It’s not “official,” but I am pleased to announce that I am a …
“You’re a huge WHAT?”
/ˈhyo͞o gə ˌnät/
a member of the Reformed or Calvinistic communion of France
in the 16th and 17th centuries;
Let me explain …
If you’ve been following je parle américain for a while, you know by now that I’m a huge history nerd. I’m also an amateur genealogist. My arrival in France a few years ago really piqued my interest in both French history and how my family fit into it. I decided to delve into my genealogy again, and I ended up writing an article about my first French ancestors to come to America. As it turns out, they were Huguenots who left France in the 1680s to escape religious persecution under King Louis XIV. They were very courageous people by any measure who, rather than abandon their faith, chose to leave everything they knew — their homes, their livelihoods, in some cases their families — and search out a new land where they could live with integrity. This summer, while writing an article about King Louis’s revocation of the Edict of Nantes, I referenced my Huguenot forebears once again. That’s when I decided to take my interest in their story one step further and formally join a Huguenot genealogical society: The Huguenot Society of South Carolina.
Now, joining a genealogical society is easier said than done. You see, I already knew my lineage all the way back to my Huguenot ancestors; what I didn’t know was how to prove it …
My first step was to send a “lineage sheet” to the Society, on which I had to show descent from one or more ancestors known to be Huguenot. In my case, those ancestors were my great-great-great-great-<gasp for breath>-great-great-great grandparents Isaac Dubosc and Susanne Couillandeau. Isaac was born in 1660 in Dieppe, Normandy and immigrated to Carolina in about 1688, probably by way of London where it seems he had immigrated by 1682. (There is a record of his giving testimony at Threadneedle Street Church in London on August 23, 1682.) Susanne was born in 1663 in La Tremblade in Xaintonge, just north of Bordeaux. Conflicting sources raise questions about whether Susanne immigrated separately from Isaac, or if she too immigrated to London before going on to Carolina with him. In any case, both Isaac and Susanne appear on a “List of French and Swiss Refugees in the Province of Carolina who wished to be Naturalised English,” a document prepared in 1695/1696 from the passenger manifests of various ships arriving in Charles Towne at that time.

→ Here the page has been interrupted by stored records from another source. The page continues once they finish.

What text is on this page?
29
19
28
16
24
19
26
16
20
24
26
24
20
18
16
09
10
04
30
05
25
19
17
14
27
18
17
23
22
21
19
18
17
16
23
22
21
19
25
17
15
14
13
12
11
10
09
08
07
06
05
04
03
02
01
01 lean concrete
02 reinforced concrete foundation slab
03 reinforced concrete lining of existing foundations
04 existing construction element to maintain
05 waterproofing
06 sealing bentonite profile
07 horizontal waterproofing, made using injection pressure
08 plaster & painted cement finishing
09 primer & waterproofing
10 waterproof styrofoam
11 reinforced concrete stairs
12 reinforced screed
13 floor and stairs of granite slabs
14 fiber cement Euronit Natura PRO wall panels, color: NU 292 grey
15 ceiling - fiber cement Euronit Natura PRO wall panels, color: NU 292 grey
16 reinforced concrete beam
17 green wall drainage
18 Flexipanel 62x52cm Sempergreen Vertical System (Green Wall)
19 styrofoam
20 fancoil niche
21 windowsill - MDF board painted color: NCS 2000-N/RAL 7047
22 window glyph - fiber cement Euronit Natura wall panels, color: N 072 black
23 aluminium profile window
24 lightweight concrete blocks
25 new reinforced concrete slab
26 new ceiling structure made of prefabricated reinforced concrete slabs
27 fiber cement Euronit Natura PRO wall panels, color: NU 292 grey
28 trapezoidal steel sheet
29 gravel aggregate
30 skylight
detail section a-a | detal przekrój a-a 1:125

Luckily for me, the Society already had lots of information about Isaac and Susanne, who were among the first Huguenot settlers in Carolina. They also had all the documentary evidence needed for Isaac and Susanne’s son Andrew, and Andrew’s son Peter, a captain in the South Carolina militia under “The Swamp Fox” General Francis Marion (also of Huguenot extraction, by the way). Working from the other end, I had all the documents I needed to prove my lineage through my parents, grandparents, great-grandparents, and even great-great-grandparents … but that’s where the evidence got spotty. It looked like I was going to have to do some digging to prove that my great-great-great-great-grandmother, Laney Dubose Woodham, was really Peter Dubose’s daughter, and that my great-great-great-grandmother, Pheriba Jane Woodham Skinner, was really her daughter.
Isaac Dubosc &
Pheriba Jane Woodham
Working on my own, I found a transcription of Peter DuBose’s 1845 last will and testament in the online files of the South Carolina Department of Archives & History, and there was my proof:
“Item 4th To Laney Woodham my daughter I give another of the said five parts — whether of property or proceeds afore said — as the Case may be to her and her heirs forever. … Item 19th I hereby nominate Constitute and appoint Middleton DuBose my son — and Asa Woodham my son in law — Executors to this my last will and testament.”
Exactly what I needed!
Then came the search for documentary evidence that my great-great-great-grandmother Pheriba Skinner really was who the family said she was. With no publicly-accessible documents on the State Archives’ website, I started scouring the census records. While Pheriba did show up in the 1850 and 1860 census records as the spouse of Simpson Skinner, only the heads of households were named on census reports before that, so her name didn’t appear with her parents in 1830 or 1840. Knowing that her husband had died during the Civil War, I held out hope that maybe she had moved back to her parents’ home after the war and would be listed in her mother’s household in the 1870 report. No such luck.
It seemed that what I needed was a will — her father’s will or her mother’s will naming her as a daughter. I submitted a research request to the State Archives and held my breath …
No documents for Asa Woodham or Laney Woodham.
I resigned myself to the possibility that this one-generation gap in my documentation might foreclose membership in The Huguenot Society.
Then a friend from high school chimed in with some very good news: she had already contacted the Darlington County Historical Commission on my behalf and explained my situation. The historian was sure she had something that would help. I emailed her to clarify exactly what I was looking for and I had it two weeks later — an 1869 deed disposing of Asa Woodham’s property:
“And Pheriba J. Skinner widow of Simpson Skinner and Daughter of the Late Asa Woodham dcd do hereby acknowledge the receipt from H.M. Woodham agt. [Pheriba’s brother] of the sum of seven hundred dollars as payment in full of all claims in and to the Est. of said Asa Woodham Dcd.”
And just like that, I had finally and fully documented the link: the link that reaches across ten generations and three hundred years … the link between my great-great-great-great-great-great-great-grandparents and me, between two victims of religious persecution who braved a treacherous Atlantic crossing to build a new life in a new land and their distant American progeny who made the voyage back to France in a different era, in a different way, and for different reasons. It was a magical moment. So …
“You’re a huge WHAT?”
I am a huge nerd.
And I am a Huguenot.
And I am hugely proud of both.
Click here for related articles.
© 2013 Samuel Michael Bell, all rights reserved
5 thoughts on “You’re a huge WHAT?”
Very cool! I am 1/8th French but we have no information about that branch of the family. Maybe some day I’ll get around to researching. Impressive work!
Thanks! I’m glad you enjoyed it. You really should try to investigate that 1/8. I’m only 1/256! (Well, I’m at least 1/256 … surely there’s more French in the numerous other lines of ancestors I haven’t been able to research as thoroughly.)